Uncounted calories: 800

The Outcome 

It’s clear from the case above that Amanda did a great job at dedicating herself or counting calories. Apart from Sunday, most of her mistakes were easy misses– small portions of food or liquid calories that are incredibly easy to miss during the course of the day. 

Unfortunately, despite her good intentions Amanda ate 2341 more calories this week than her goal. This comes out to approximately 334 extra calories-per day than her allotted 1800. 

As you can see, while Amanda certainly felt like she was eating in a calorie deficit, she was actually eating more than her plan. As such, even after a week of counting, she didn’t lose any weight. 

The Silver Lining 

While this may seem like a discouraging story, understanding all the ways in which little mistakes can add to unexpected calories is our greatest tool for success.  If you are eating in a calorie deficit and your weight still won’t budge, it’s likely that you’re not counting calories as accurately as you originally thought.

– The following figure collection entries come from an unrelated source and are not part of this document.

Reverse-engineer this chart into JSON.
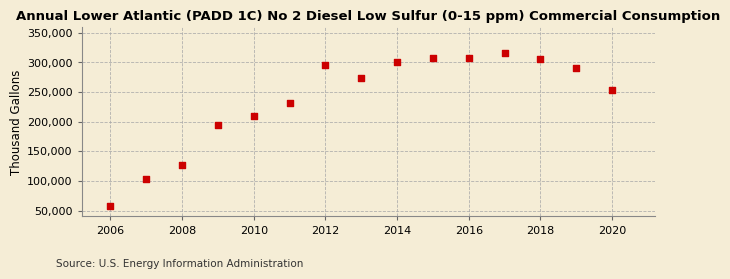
{
  "title": "Annual Lower Atlantic (PADD 1C) No 2 Diesel Low Sulfur (0-15 ppm) Commercial Consumption",
  "ylabel": "Thousand Gallons",
  "source": "Source: U.S. Energy Information Administration",
  "years": [
    2006,
    2007,
    2008,
    2009,
    2010,
    2011,
    2012,
    2013,
    2014,
    2015,
    2016,
    2017,
    2018,
    2019,
    2020
  ],
  "values": [
    58000,
    103000,
    126000,
    194000,
    210000,
    232000,
    295000,
    274000,
    300000,
    307000,
    308000,
    315000,
    305000,
    290000,
    254000
  ],
  "marker_color": "#CC0000",
  "background_color": "#F5EDD6",
  "grid_color": "#AAAAAA",
  "ylim": [
    40000,
    360000
  ],
  "yticks": [
    50000,
    100000,
    150000,
    200000,
    250000,
    300000,
    350000
  ],
  "xticks": [
    2006,
    2008,
    2010,
    2012,
    2014,
    2016,
    2018,
    2020
  ],
  "xlim": [
    2005.2,
    2021.2
  ],
  "title_fontsize": 9.5,
  "ylabel_fontsize": 8.5,
  "tick_fontsize": 8,
  "source_fontsize": 7.5
}
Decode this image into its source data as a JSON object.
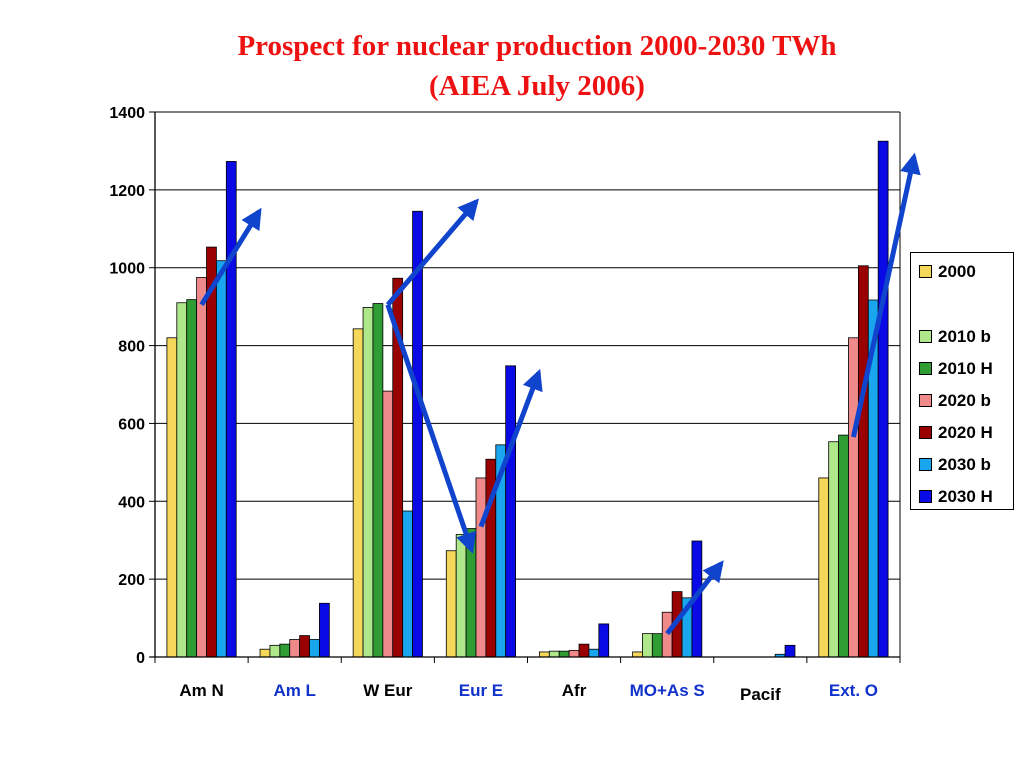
{
  "chart_data": {
    "type": "bar",
    "title": "Prospect for nuclear production  2000-2030 TWh",
    "subtitle": "(AIEA July 2006)",
    "xlabel": "",
    "ylabel": "",
    "ylim": [
      0,
      1400
    ],
    "yticks": [
      "0",
      "200",
      "400",
      "600",
      "800",
      "1000",
      "1200",
      "1400"
    ],
    "grid": true,
    "legend_position": "right",
    "categories": [
      "Am N",
      "Am L",
      "W Eur",
      "Eur E",
      "Afr",
      "MO+As S",
      "Pacif",
      "Ext. O"
    ],
    "category_colors": [
      "#000000",
      "#1133cc",
      "#000000",
      "#1133cc",
      "#000000",
      "#1133cc",
      "#000000",
      "#1133cc"
    ],
    "series": [
      {
        "name": "2000",
        "color": "#f5d75a",
        "values": [
          820,
          20,
          843,
          273,
          13,
          13,
          0,
          460
        ]
      },
      {
        "name": "2010 b",
        "color": "#aee88a",
        "values": [
          910,
          30,
          898,
          315,
          15,
          60,
          0,
          553
        ]
      },
      {
        "name": "2010 H",
        "color": "#2f9c34",
        "values": [
          918,
          33,
          908,
          330,
          15,
          60,
          0,
          570
        ]
      },
      {
        "name": "2020 b",
        "color": "#f08a8a",
        "values": [
          975,
          45,
          683,
          460,
          17,
          115,
          0,
          820
        ]
      },
      {
        "name": "2020 H",
        "color": "#990000",
        "values": [
          1053,
          55,
          973,
          508,
          33,
          168,
          0,
          1005
        ]
      },
      {
        "name": "2030 b",
        "color": "#1aa6ee",
        "values": [
          1018,
          45,
          375,
          545,
          20,
          152,
          7,
          917
        ]
      },
      {
        "name": "2030 H",
        "color": "#0a0ae6",
        "values": [
          1273,
          138,
          1145,
          748,
          85,
          298,
          30,
          1325
        ]
      }
    ],
    "arrow_color": "#1144cc",
    "annotations": [
      {
        "from": [
          0,
          905
        ],
        "to": [
          0.62,
          1145
        ]
      },
      {
        "from": [
          2,
          905
        ],
        "to": [
          2.95,
          1170
        ]
      },
      {
        "from": [
          2,
          905
        ],
        "to": [
          2.9,
          275
        ]
      },
      {
        "from": [
          3,
          335
        ],
        "to": [
          3.62,
          730
        ]
      },
      {
        "from": [
          5,
          60
        ],
        "to": [
          5.58,
          240
        ]
      },
      {
        "from": [
          7,
          565
        ],
        "to": [
          7.65,
          1285
        ]
      }
    ]
  }
}
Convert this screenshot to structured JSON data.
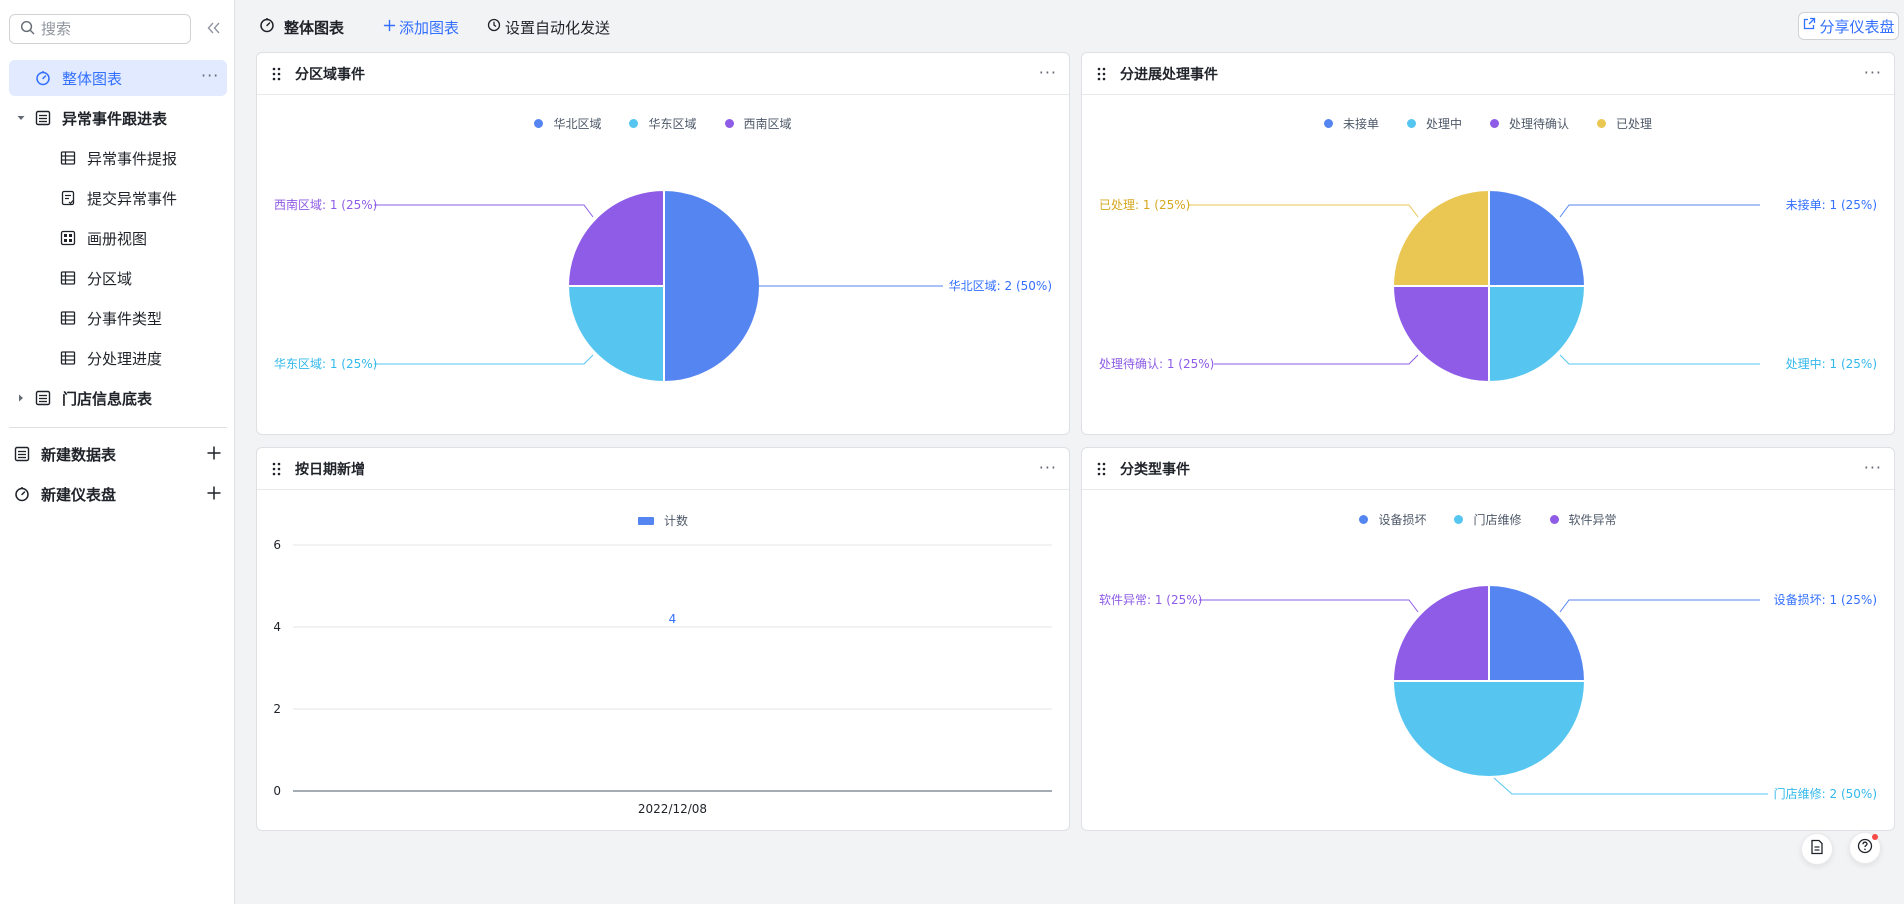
{
  "sidebar": {
    "search_placeholder": "搜索",
    "items": [
      {
        "label": "整体图表",
        "icon": "dashboard-icon"
      },
      {
        "label": "异常事件跟进表",
        "icon": "table-icon"
      },
      {
        "label": "异常事件提报",
        "icon": "grid-view-icon"
      },
      {
        "label": "提交异常事件",
        "icon": "form-icon"
      },
      {
        "label": "画册视图",
        "icon": "gallery-icon"
      },
      {
        "label": "分区域",
        "icon": "grid-view-icon"
      },
      {
        "label": "分事件类型",
        "icon": "grid-view-icon"
      },
      {
        "label": "分处理进度",
        "icon": "grid-view-icon"
      },
      {
        "label": "门店信息底表",
        "icon": "table-icon"
      }
    ],
    "new_table": "新建数据表",
    "new_dashboard": "新建仪表盘"
  },
  "topbar": {
    "title": "整体图表",
    "add_chart": "添加图表",
    "automation": "设置自动化发送",
    "share": "分享仪表盘"
  },
  "colors": {
    "blue": "#5585f1",
    "cyan": "#56c6f0",
    "purple": "#8e5ce6",
    "yellow": "#eac653",
    "accent": "#3370ff"
  },
  "cards": [
    {
      "title": "分区域事件"
    },
    {
      "title": "分进展处理事件"
    },
    {
      "title": "按日期新增"
    },
    {
      "title": "分类型事件"
    }
  ],
  "chart_data": [
    {
      "type": "pie",
      "title": "分区域事件",
      "legend": [
        "华北区域",
        "华东区域",
        "西南区域"
      ],
      "slices": [
        {
          "name": "华北区域",
          "value": 2,
          "pct": "50%",
          "label": "华北区域: 2 (50%)"
        },
        {
          "name": "华东区域",
          "value": 1,
          "pct": "25%",
          "label": "华东区域: 1 (25%)"
        },
        {
          "name": "西南区域",
          "value": 1,
          "pct": "25%",
          "label": "西南区域: 1 (25%)"
        }
      ]
    },
    {
      "type": "pie",
      "title": "分进展处理事件",
      "legend": [
        "未接单",
        "处理中",
        "处理待确认",
        "已处理"
      ],
      "slices": [
        {
          "name": "未接单",
          "value": 1,
          "pct": "25%",
          "label": "未接单: 1 (25%)"
        },
        {
          "name": "处理中",
          "value": 1,
          "pct": "25%",
          "label": "处理中: 1 (25%)"
        },
        {
          "name": "处理待确认",
          "value": 1,
          "pct": "25%",
          "label": "处理待确认: 1 (25%)"
        },
        {
          "name": "已处理",
          "value": 1,
          "pct": "25%",
          "label": "已处理: 1 (25%)"
        }
      ]
    },
    {
      "type": "bar",
      "title": "按日期新增",
      "legend": [
        "计数"
      ],
      "categories": [
        "2022/12/08"
      ],
      "values": [
        4
      ],
      "yticks": [
        "0",
        "2",
        "4",
        "6"
      ],
      "ylim": [
        0,
        6
      ]
    },
    {
      "type": "pie",
      "title": "分类型事件",
      "legend": [
        "设备损坏",
        "门店维修",
        "软件异常"
      ],
      "slices": [
        {
          "name": "设备损坏",
          "value": 1,
          "pct": "25%",
          "label": "设备损坏: 1 (25%)"
        },
        {
          "name": "门店维修",
          "value": 2,
          "pct": "50%",
          "label": "门店维修: 2 (50%)"
        },
        {
          "name": "软件异常",
          "value": 1,
          "pct": "25%",
          "label": "软件异常: 1 (25%)"
        }
      ]
    }
  ]
}
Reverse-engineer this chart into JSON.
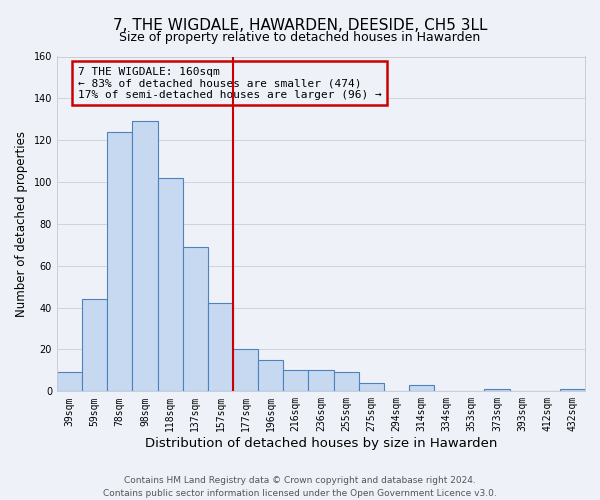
{
  "title": "7, THE WIGDALE, HAWARDEN, DEESIDE, CH5 3LL",
  "subtitle": "Size of property relative to detached houses in Hawarden",
  "xlabel": "Distribution of detached houses by size in Hawarden",
  "ylabel": "Number of detached properties",
  "categories": [
    "39sqm",
    "59sqm",
    "78sqm",
    "98sqm",
    "118sqm",
    "137sqm",
    "157sqm",
    "177sqm",
    "196sqm",
    "216sqm",
    "236sqm",
    "255sqm",
    "275sqm",
    "294sqm",
    "314sqm",
    "334sqm",
    "353sqm",
    "373sqm",
    "393sqm",
    "412sqm",
    "432sqm"
  ],
  "values": [
    9,
    44,
    124,
    129,
    102,
    69,
    42,
    20,
    15,
    10,
    10,
    9,
    4,
    0,
    3,
    0,
    0,
    1,
    0,
    0,
    1
  ],
  "bar_color": "#c6d9f0",
  "bar_edge_color": "#4f81bd",
  "vline_color": "#cc0000",
  "annotation_line1": "7 THE WIGDALE: 160sqm",
  "annotation_line2": "← 83% of detached houses are smaller (474)",
  "annotation_line3": "17% of semi-detached houses are larger (96) →",
  "annotation_box_color": "#cc0000",
  "ylim": [
    0,
    160
  ],
  "yticks": [
    0,
    20,
    40,
    60,
    80,
    100,
    120,
    140,
    160
  ],
  "footer": "Contains HM Land Registry data © Crown copyright and database right 2024.\nContains public sector information licensed under the Open Government Licence v3.0.",
  "background_color": "#eef2f8",
  "grid_color": "#c8cdd8",
  "title_fontsize": 11,
  "subtitle_fontsize": 9,
  "xlabel_fontsize": 9.5,
  "ylabel_fontsize": 8.5,
  "tick_fontsize": 7,
  "footer_fontsize": 6.5,
  "annotation_fontsize": 8
}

See, once Amanda learned how to be more specific with her tracking and more mindful about her between-meal choices, she was able to stay on track and truly eat in a calorie deficit. This new attention to detail really helped her efforts pay off when working toward her goal weight! 

In summary, if you’re going to spend the time and effort tracking calories, consistency and specificity will determine your weight loss success.  

Remember — You may not be counting the calories, but the calories still count!